Israeli and Palestinian officials are holding indirect talks through Egyptian mediators in Cairo seeking to extend a temporary truce in Gaza before it expires on Friday.

Here are their key demands and seemingly irreconcilable positions:

THE BLOCKADE

Hamas and the Palestinian Authority want Israel to end a land and sea blockade imposed on Gaza in 2006 after Hamas captured Israeli soldier Gilad Shalit.

Israel tightened the blockade in summer 2007 after Hamas forcibly took over Gaza, ousting forces loyal to president Mahmud Abbas.

Israel eased restrictions on imports of food and construction materials in 2010 following international outcry over a botched Israeli raid on a Gaza-bound flotilla which was trying break the blockade, which left 10 Turks dead.

Some restrictions were further eased after the last Israel-Hamas conflict in Gaza in 2012.

Hamas wants fishing zones extended, and to have a port and an airport.

GAZA BORDER CROSSING WITH EGYPT

The Palestinians want Egypt to reopen the Rafah border crossing, where Israel has no jurisdiction.

Gaza residents have only two ways to access the outside world: through the Rafah crossing with Egypt or through the northern Erez crossing into Israel. There is also a goods terminal at Kerem Shalom, at the southernmost point of the Israel-Gaza border.
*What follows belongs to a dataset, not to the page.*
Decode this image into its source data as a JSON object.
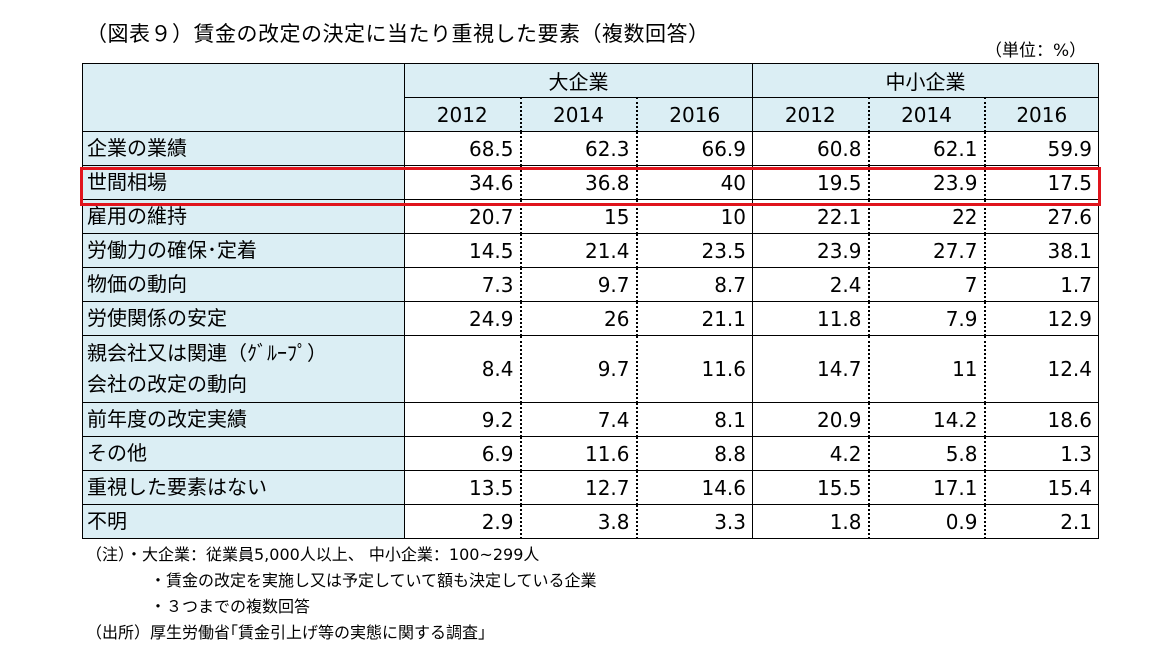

There are four other crossing points into Gaza which have been closed for years: Sufa in the south, Kissufim in central Gaza and Karni and Nahal Oz in the north. The Palestinians want all of them reopened.

Egypt has kept Rafah closed since the July 2013 army overthrow of Islamist president Mohamed Morsi, whose Muslim Brotherhood movement was a close ally of Hamas.

Relations between Egypt and Hamas have collapsed since Morsi's demise. The new regime in Egypt, one of only two Arab countries that have a peace treaty with Israel, says it has destroyed more than 1,600 cross-border smuggling tunnels leading from Gaza into the Sinai Peninsula.

DEMILITARISATION

Israel says it is ready to ease the blockade only if its security needs are guaranteed.

Prime Minister Benjamin Netanyahu has demanded the de-militarisation of the Gaza Strip and conditioned support for reconstruction on the disarmament of Hamas and other militant groups.

Hamas has flatly refused.

Netanyahu wants strict controls on goods crossing into Gaza and international oversight on materials imported for reconstruction to ensure that Hamas cannot rebuild a complex network of cross-border tunnels used for infiltrating the Israeli south.

PRISONERS

Hamas wants Israel to free around 60 prisoners, who were released in a prisoner swap deal in 2011 then re-arrested in June after three Israeli teenagers were kidnapped and murdered in the West Bank.

They are also asking for the release of 37 Palestinian MPs who have been arrested by Israel over the years, all but two of them Hamas members.

They are also asking for the release of scores of Palestinian MPs who have been arrested by Israel over the years.

Israel has refuses to release them.

ROLE OF PALESTINIAN AUTHORITY

Hamas and the Palestine Liberation Organisation president Mahmoud Abbas are officially negotiating as one in Cairo. In April, Hamas signed a unity agreement with the PLO, which is dominated by Fatah and which has been at odds with Hamas for years. The reconciliation saw the former rivals setting up a consensus government that took office in June, ending seven years of separate administrations.

Israel wants Abbas's security forces to retake control of Gaza and deploy on the Palestinian side of the Egyptian border crossing and for international donor money to be dispersed through Abbas.

That could amount to a U-turn for Netanyahu who has so far refused to cooperate with the unity government on grounds that it was backed by Hamas.